As for costs, the shelter component of the Consumer Price Index (CPI) rose 0.8% in October—its largest monthly change in more than 30 years, according to the U.S. Labor Department’s Bureau of Labor Statistics (BLS). Shelter accounted for more than half of the CPI’s 0.4% monthly rise, BLS reported. Over the 12 months ended October 31, the cost of shelter increased 6.9%.2
The source of the housing-activity-down-yet-shelter-costs-still-rising paradox is a lag between construction activity and rent levels. The latter include actual rents paid and “owners’ equivalent of rent” that economists employ to estimate ongoing costs for homeowners. It typically takes 12–15 months or more for a meaningful change in housing activity to translate into higher or—in this case—lower rents.
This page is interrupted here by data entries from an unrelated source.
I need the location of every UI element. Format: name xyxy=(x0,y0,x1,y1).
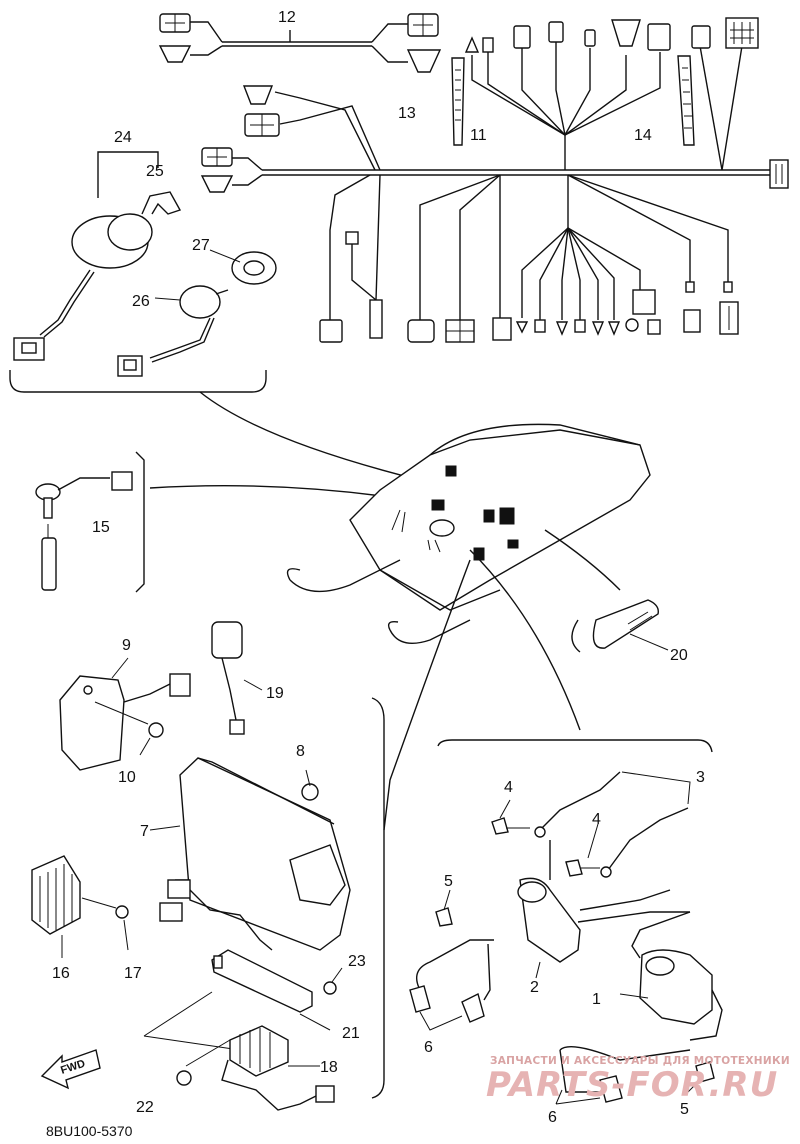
rectifier-9 xyxy=(59,657,191,771)
regulator-16 xyxy=(31,855,129,958)
callout-24: 24 xyxy=(114,129,132,146)
plug-15 xyxy=(35,451,145,593)
wire-harness-12 xyxy=(158,13,442,73)
callout-9: 9 xyxy=(122,637,131,654)
callout-23: 23 xyxy=(348,953,366,970)
callout-15: 15 xyxy=(92,519,110,536)
fwd-arrow: FWD xyxy=(40,1049,101,1090)
callout-17: 17 xyxy=(124,965,142,982)
callout-20: 20 xyxy=(670,647,688,664)
callout-3: 3 xyxy=(696,769,705,786)
callout-25: 25 xyxy=(146,163,164,180)
callout-27: 27 xyxy=(192,237,210,254)
cable-tie-14 xyxy=(677,55,695,146)
callout-21: 21 xyxy=(342,1025,360,1042)
callout-4: 4 xyxy=(504,779,513,796)
relay-group xyxy=(143,949,343,1111)
watermark-tagline: ЗАПЧАСТИ И АКСЕССУАРЫ ДЛЯ МОТОТЕХНИКИ xyxy=(490,1055,790,1067)
callout-8: 8 xyxy=(296,743,305,760)
wire-harness-11 xyxy=(200,17,789,343)
callout-11: 11 xyxy=(470,127,487,144)
callout-10: 10 xyxy=(118,769,136,786)
callout-18: 18 xyxy=(320,1059,338,1076)
callout-2: 2 xyxy=(530,979,539,996)
callout-1: 1 xyxy=(592,991,601,1008)
callout-4b: 4 xyxy=(592,811,601,828)
callout-14: 14 xyxy=(634,127,652,144)
callout-16: 16 xyxy=(52,965,70,982)
drawing-code: 8BU100-5370 xyxy=(46,1123,133,1139)
cable-tie-13 xyxy=(451,57,465,146)
callout-22: 22 xyxy=(136,1099,154,1116)
coil-19 xyxy=(211,621,263,735)
callout-26: 26 xyxy=(132,293,150,310)
callout-12: 12 xyxy=(278,9,296,26)
snowmobile-illustration xyxy=(149,391,651,831)
callout-6: 6 xyxy=(424,1039,433,1056)
ignition-coil-group xyxy=(409,739,723,1105)
callout-13: 13 xyxy=(398,105,416,122)
callout-5: 5 xyxy=(444,873,453,890)
callout-5b: 5 xyxy=(680,1101,689,1118)
watermark-logo: PARTS-FOR.RU xyxy=(486,1065,778,1105)
callout-6b: 6 xyxy=(548,1109,557,1126)
cdi-unit-7 xyxy=(149,697,385,1099)
callout-7: 7 xyxy=(140,823,149,840)
callout-19: 19 xyxy=(266,685,284,702)
cable-tie-20 xyxy=(571,599,669,653)
main-switch-group xyxy=(9,151,277,393)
Both traditional and alternative data suggest a slowdown in shelter inflation only after mid- to late 2023, keeping core inflation elevated at year-end 2023
Month-over-month percentage changes in owners’ equivalent rent
Notes: Owners’ equivalent rent (OER) is represented by a CPI subcomponent, owner-imputed rent, which holds the highest weight in core CPI. Traditional leading indicators of OER are based on a Vanguard proprietary model used to forecast changes in OER. Alternative leading indicators contain public data from private rental and housing firms.
Sources: Vanguard calculations, based on data from Zillow, Apartment List, the Bureau of Labor Statistics, the U.S. Bureau of Economic Analysis, Refinitiv, and Moody’s, as of October 31, 2022.
The COVID-19 pandemic induced a slowdown in construction, exacerbating a housing shortage in the U.S., Sathe said. The shortage helps explain why shelter costs now account for a larger share of headline rates of inflation.
The Fed’s financial tightening and the related rise in mortgage rates have slowed housing activity this year. The decline in housing prices will eventually filter into lower rents, albeit with a significant lag, Sathe said. A new economic downturn—one not driven by health concerns—could ease inflationary pressures, though renters may not see the benefit for another year.
1 Our forecast is for the rate of year-over-year, fourth quarter change in the Personal Consumption Expenditures Price Index, a preferred gauge of the Federal Reserve.
2 We refer specifically to the Consumer Price Index for All Urban Consumers and subcomponents of that index.